To deprive is to take away or withhold something needed — to keep a person, place, or process from what it cannot do without. From Latin deprivare, it is stronger and more deliberate than simply lacking: someone or something does the depriving. Deprive a plant of light and it goes dormant; deprive a region of water and the land begins to fail.
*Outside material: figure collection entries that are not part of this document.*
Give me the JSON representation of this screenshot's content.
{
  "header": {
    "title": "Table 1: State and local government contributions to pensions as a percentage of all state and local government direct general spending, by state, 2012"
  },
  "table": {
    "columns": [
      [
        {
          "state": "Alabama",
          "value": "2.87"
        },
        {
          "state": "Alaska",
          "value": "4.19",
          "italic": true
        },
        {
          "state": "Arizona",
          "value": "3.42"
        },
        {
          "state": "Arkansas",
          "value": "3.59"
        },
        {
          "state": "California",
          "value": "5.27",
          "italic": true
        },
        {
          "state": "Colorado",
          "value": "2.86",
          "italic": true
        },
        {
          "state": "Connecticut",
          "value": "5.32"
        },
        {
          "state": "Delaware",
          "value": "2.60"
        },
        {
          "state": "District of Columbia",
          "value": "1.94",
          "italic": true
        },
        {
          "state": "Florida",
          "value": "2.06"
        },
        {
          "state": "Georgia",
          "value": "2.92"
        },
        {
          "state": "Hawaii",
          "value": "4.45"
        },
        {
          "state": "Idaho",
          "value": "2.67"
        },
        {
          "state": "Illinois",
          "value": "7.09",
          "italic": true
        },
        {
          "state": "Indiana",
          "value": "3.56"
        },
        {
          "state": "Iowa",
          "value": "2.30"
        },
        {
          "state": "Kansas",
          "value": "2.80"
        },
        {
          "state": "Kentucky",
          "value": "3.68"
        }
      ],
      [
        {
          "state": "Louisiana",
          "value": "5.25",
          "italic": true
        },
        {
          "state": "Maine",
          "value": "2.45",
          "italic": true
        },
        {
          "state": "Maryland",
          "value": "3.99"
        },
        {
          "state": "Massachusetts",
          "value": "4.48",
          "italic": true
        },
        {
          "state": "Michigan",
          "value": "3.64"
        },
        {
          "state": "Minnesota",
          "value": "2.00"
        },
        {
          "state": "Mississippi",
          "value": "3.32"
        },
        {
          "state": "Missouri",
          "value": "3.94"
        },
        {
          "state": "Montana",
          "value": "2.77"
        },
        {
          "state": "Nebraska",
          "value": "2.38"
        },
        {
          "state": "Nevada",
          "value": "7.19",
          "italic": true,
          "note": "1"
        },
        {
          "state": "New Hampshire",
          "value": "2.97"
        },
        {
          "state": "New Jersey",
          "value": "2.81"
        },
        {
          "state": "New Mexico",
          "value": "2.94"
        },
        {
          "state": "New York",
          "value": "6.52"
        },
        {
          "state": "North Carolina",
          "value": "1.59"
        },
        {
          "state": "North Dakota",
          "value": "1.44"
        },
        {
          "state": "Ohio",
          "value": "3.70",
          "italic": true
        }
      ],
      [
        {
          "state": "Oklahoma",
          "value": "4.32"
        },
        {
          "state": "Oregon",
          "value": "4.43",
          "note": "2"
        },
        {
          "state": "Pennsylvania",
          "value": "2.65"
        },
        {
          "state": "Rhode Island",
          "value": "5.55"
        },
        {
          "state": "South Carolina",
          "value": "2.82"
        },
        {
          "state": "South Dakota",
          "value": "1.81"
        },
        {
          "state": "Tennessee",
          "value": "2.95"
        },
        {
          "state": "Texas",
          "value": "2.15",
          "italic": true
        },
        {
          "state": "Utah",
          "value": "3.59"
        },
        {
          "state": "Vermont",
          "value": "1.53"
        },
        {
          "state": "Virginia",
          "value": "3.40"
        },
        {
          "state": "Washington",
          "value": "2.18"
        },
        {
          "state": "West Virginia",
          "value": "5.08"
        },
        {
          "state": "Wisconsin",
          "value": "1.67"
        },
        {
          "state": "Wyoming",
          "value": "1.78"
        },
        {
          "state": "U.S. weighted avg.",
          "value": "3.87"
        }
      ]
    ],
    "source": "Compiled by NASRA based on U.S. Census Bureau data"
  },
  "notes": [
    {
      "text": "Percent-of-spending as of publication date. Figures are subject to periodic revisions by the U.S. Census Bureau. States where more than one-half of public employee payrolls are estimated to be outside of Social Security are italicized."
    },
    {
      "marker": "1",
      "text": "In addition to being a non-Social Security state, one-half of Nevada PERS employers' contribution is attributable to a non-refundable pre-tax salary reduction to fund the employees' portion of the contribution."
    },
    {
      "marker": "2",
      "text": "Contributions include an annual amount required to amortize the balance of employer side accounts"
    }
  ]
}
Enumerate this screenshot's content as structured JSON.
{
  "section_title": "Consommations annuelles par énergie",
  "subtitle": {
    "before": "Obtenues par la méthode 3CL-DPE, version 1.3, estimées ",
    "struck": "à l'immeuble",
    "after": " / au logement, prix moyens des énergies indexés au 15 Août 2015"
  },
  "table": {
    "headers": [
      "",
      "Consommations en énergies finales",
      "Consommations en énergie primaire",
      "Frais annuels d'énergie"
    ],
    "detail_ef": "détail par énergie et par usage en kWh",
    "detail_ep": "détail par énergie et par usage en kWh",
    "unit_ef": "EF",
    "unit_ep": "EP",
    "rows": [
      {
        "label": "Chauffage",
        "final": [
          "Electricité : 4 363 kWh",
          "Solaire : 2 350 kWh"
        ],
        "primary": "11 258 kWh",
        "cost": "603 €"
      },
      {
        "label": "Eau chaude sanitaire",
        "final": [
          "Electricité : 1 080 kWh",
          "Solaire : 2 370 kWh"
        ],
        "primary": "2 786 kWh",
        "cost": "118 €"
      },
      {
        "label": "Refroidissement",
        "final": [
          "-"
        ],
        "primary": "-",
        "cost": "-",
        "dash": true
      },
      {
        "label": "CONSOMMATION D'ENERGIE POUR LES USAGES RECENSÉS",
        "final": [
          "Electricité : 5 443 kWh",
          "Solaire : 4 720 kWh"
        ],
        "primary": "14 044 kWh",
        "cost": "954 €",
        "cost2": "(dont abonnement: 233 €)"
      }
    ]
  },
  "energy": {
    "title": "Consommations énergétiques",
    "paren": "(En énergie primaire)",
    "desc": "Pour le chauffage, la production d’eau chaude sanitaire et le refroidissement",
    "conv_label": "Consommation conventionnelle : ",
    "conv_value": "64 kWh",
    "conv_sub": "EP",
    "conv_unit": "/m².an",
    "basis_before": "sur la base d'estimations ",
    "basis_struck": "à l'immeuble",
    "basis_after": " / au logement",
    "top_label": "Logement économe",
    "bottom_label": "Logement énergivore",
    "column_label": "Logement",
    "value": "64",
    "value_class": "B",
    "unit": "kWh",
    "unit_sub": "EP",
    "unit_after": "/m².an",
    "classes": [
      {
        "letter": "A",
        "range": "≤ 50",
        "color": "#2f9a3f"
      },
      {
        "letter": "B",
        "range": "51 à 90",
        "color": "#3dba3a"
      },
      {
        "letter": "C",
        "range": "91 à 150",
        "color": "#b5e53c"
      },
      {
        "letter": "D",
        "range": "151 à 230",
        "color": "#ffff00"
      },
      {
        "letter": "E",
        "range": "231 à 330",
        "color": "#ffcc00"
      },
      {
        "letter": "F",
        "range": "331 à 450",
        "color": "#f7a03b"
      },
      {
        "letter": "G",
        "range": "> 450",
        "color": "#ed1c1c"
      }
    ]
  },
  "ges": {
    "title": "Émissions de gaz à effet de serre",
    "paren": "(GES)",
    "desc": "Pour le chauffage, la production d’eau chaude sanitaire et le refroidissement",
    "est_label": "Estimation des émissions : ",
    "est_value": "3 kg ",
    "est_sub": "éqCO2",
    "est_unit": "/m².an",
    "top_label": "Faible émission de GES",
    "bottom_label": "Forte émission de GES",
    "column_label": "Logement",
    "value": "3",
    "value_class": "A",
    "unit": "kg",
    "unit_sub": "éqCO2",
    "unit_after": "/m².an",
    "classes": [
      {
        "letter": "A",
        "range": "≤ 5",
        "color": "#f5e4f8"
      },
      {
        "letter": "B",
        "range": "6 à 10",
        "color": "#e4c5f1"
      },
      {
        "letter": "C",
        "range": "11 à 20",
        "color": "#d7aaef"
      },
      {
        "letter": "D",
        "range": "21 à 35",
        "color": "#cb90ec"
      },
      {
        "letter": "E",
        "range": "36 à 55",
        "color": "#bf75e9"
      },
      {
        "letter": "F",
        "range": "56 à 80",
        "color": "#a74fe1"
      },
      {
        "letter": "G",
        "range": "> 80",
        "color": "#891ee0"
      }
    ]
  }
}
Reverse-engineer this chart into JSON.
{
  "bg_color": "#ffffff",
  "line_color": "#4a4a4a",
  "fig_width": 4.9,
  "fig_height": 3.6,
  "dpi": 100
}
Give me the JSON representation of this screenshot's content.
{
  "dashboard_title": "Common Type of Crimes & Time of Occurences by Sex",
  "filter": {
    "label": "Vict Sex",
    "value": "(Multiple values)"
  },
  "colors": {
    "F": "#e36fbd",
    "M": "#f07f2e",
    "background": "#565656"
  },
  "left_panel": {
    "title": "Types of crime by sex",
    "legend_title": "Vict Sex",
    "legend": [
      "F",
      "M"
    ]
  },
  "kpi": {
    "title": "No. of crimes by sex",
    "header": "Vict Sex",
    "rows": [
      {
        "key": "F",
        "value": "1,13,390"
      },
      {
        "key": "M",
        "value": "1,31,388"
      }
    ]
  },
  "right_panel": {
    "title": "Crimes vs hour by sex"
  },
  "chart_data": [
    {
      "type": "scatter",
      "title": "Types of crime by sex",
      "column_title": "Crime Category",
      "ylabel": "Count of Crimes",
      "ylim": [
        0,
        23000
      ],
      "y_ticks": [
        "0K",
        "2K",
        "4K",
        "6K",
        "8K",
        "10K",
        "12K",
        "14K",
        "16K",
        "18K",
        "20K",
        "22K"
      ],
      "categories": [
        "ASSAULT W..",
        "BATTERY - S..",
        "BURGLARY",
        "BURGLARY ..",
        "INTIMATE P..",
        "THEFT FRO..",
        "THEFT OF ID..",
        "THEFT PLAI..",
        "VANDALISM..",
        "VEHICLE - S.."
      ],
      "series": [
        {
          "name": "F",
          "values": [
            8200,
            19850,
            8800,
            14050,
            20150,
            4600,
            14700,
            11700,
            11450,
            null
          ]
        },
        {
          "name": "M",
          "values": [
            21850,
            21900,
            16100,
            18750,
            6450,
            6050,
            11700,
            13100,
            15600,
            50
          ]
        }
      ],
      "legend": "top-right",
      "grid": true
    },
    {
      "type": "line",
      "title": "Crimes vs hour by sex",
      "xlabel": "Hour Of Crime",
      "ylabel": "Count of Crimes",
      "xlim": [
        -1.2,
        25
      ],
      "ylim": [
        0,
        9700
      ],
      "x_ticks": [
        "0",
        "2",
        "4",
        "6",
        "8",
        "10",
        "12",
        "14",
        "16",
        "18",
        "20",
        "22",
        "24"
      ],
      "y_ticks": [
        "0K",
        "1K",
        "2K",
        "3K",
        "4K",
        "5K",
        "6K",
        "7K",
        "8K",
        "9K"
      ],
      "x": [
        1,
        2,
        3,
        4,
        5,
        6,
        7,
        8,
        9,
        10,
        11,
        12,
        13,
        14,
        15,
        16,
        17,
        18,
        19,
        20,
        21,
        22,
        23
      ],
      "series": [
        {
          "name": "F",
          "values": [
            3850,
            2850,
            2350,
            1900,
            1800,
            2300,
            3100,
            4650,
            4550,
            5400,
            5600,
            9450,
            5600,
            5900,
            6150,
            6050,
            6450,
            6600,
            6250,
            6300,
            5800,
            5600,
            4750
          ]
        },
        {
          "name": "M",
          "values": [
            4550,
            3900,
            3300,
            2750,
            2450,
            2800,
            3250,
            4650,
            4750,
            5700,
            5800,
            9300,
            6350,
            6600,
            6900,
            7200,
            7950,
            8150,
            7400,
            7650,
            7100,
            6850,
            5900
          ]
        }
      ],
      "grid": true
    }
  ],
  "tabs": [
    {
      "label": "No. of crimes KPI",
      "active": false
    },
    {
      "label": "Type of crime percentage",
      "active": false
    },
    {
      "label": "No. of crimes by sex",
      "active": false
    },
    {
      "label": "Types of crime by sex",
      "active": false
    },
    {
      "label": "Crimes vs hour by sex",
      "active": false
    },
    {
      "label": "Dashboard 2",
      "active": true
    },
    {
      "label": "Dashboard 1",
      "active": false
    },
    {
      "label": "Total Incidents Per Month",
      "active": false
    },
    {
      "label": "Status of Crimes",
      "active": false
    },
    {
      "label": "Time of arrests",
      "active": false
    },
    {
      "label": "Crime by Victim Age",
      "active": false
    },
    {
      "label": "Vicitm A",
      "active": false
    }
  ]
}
It takes the pattern 'deprive X of Y', and the thing held back is almost always essential, which is what gives the word its edge of harm or injustice.

Examples

  • Shut the blinds for a week and you deprive the seedlings of light until they go dormant.
  • Heavy censorship deprives citizens of the information they need to choose well.
  • Drought deprived the valley of water and slowly began to deplete the soil of life.

Collocations

deprive of·sleep-deprived·deprive someone of·deprived areas

Synonyms

dispossess·strip·deny·divest·rob

Antonyms

provide·supply·endow

Word family

deprivation (noun)·deprived (adjective)

In TOEFL & IELTS

Essential for IELTS on social issues ('deprived neighbourhoods', 'sleep deprivation') and TOEFL on biology and rights. Lock in the structure deprive somebody/something OF something — the 'of' is not optional. The noun deprivation is heavily tested. Separate it from deplete (to use a reserve up) and withhold (to refuse to release): to deprive is to keep a needy thing from what it requires.